Supreme Court Chief Reveals Shortage of Judges in First-Instance Courts

Tempo
02-19

TEMPO.CO, Jakarta - The Chief of the Supreme Court (MA) Sunarto revealed a shortage of judges in first-instance courts. Sunarto initially explained the performance of handling cases in first-instance courts in four judicial areas: general judicial, religious judicial, military judicial, and administrative judicial.

"The case burden in 2024 is 2,991,747 (2.9 million), plus the remaining cases from 2023 amounting to 63,932," said Sunarto during the Annual Report of the Supreme Court in 2024 on Wednesday, February 19, 2025, cited from the Supreme Court's YouTube channel.

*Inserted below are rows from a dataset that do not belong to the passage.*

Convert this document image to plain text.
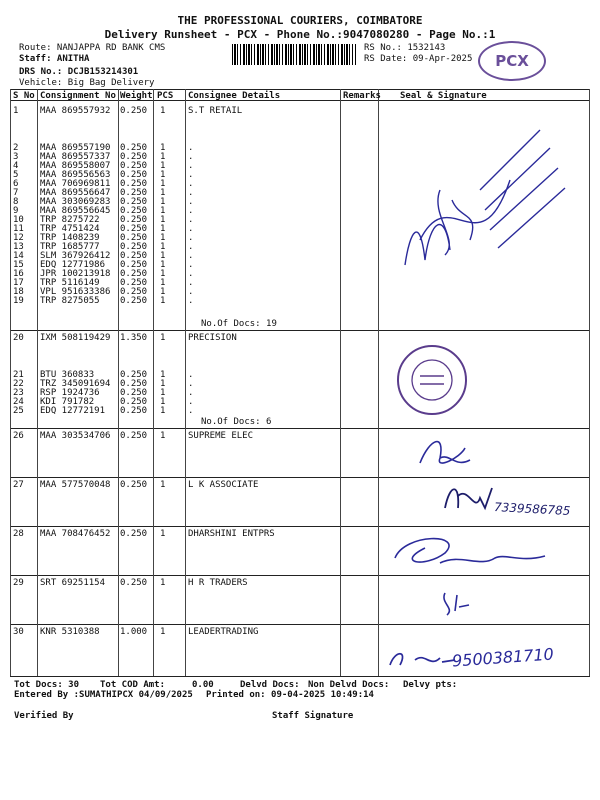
THE PROFESSIONAL COURIERS, COIMBATORE
Delivery Runsheet - PCX - Phone No.:9047080280 - Page No.:1
Route: NANJAPPA RD BANK CMS
Staff: ANITHA
DRS No.: DCJB153214301
Vehicle: Big Bag Delivery
RS No.: 1532143
RS Date: 09-Apr-2025	PCX
S No Consignment No Weight PCS Consignee Details	Remarks Seal & Signature
1 MAA 869557932 0.250 1	S.T RETAIL
2 MAA 869557190 0.250 1	.
3 MAA 869557337 0.250 1	.
4 MAA 869558007 0.250 1	.
5 MAA 869556563 0.250 1	.
6 MAA 706969811 0.250 1	.
7 MAA 869556647 0.250 1	.
8 MAA 303069283 0.250 1	.
9 MAA 869556645 0.250 1	.
10 TRP 8275722 0.250 1	.
11 TRP 4751424 0.250 1	.
12 TRP 1408239 0.250 1	.
13 TRP 1685777 0.250 1	.
14 SLM 367926412 0.250 1	.
15 EDQ 12771986 0.250 1	.
16 JPR 100213918 0.250 1	.
17 TRP 5116149 0.250 1	.
18 VPL 951633386 0.250 1	.
19 TRP 8275055 0.250 1	.
20 IXM 508119429 1.350 1	PRECISION
21 BTU 360833	0.250 1	.
22 TRZ 345091694 0.250 1	.
23 RSP 1924736 0.250 1	.
24 KDI 791782	0.250 1	.
25 EDQ 12772191 0.250 1	.
26 MAA 303534706 0.250 1	SUPREME ELEC
27 MAA 577570048 0.250 1	L K ASSOCIATE
28 MAA 708476452 0.250 1	DHARSHINI ENTPRS
29 SRT 69251154 0.250 1	H R TRADERS
30 KNR 5310388 1.000 1	LEADERTRADING
No.Of Docs: 19
No.Of Docs: 6
7339586785
9500381710
Tot Docs: 30 Tot COD Amt:	0.00	Delvd Docs: Non Delvd Docs: Delvy pts:
Entered By :SUMATHIPCX 04/09/2025 Printed on: 09-04-2025 10:49:14
Verified By	Staff Signature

He said out of 2,856,821 cases have been decided, or 2.85 million. Meanwhile, 61,804 cases have been withdrawn. This leaves 73,122 cases remaining in 2024.

"Thus, the productivity ratio of cases decided in the first-instance courts in the four judicial areas is 97.56 percent," said Sunarto.

Millions of cases are handled by 5,804 judges of first-instance. In addition, 350 ad hoc first-instance judges handle corruption cases and labor disputes.

Sunarto then compared the number of judges and case burdens, showing that the average case burden for each first-instance judge in a year is 1,547 cases.

"The high workload of judges in first-instance courts indicates a shortage of judges," he said.

He revealed the Supreme Court's strategy to overcome the shortage of judges by issuing dispensation permits to conduct trials with a single judge.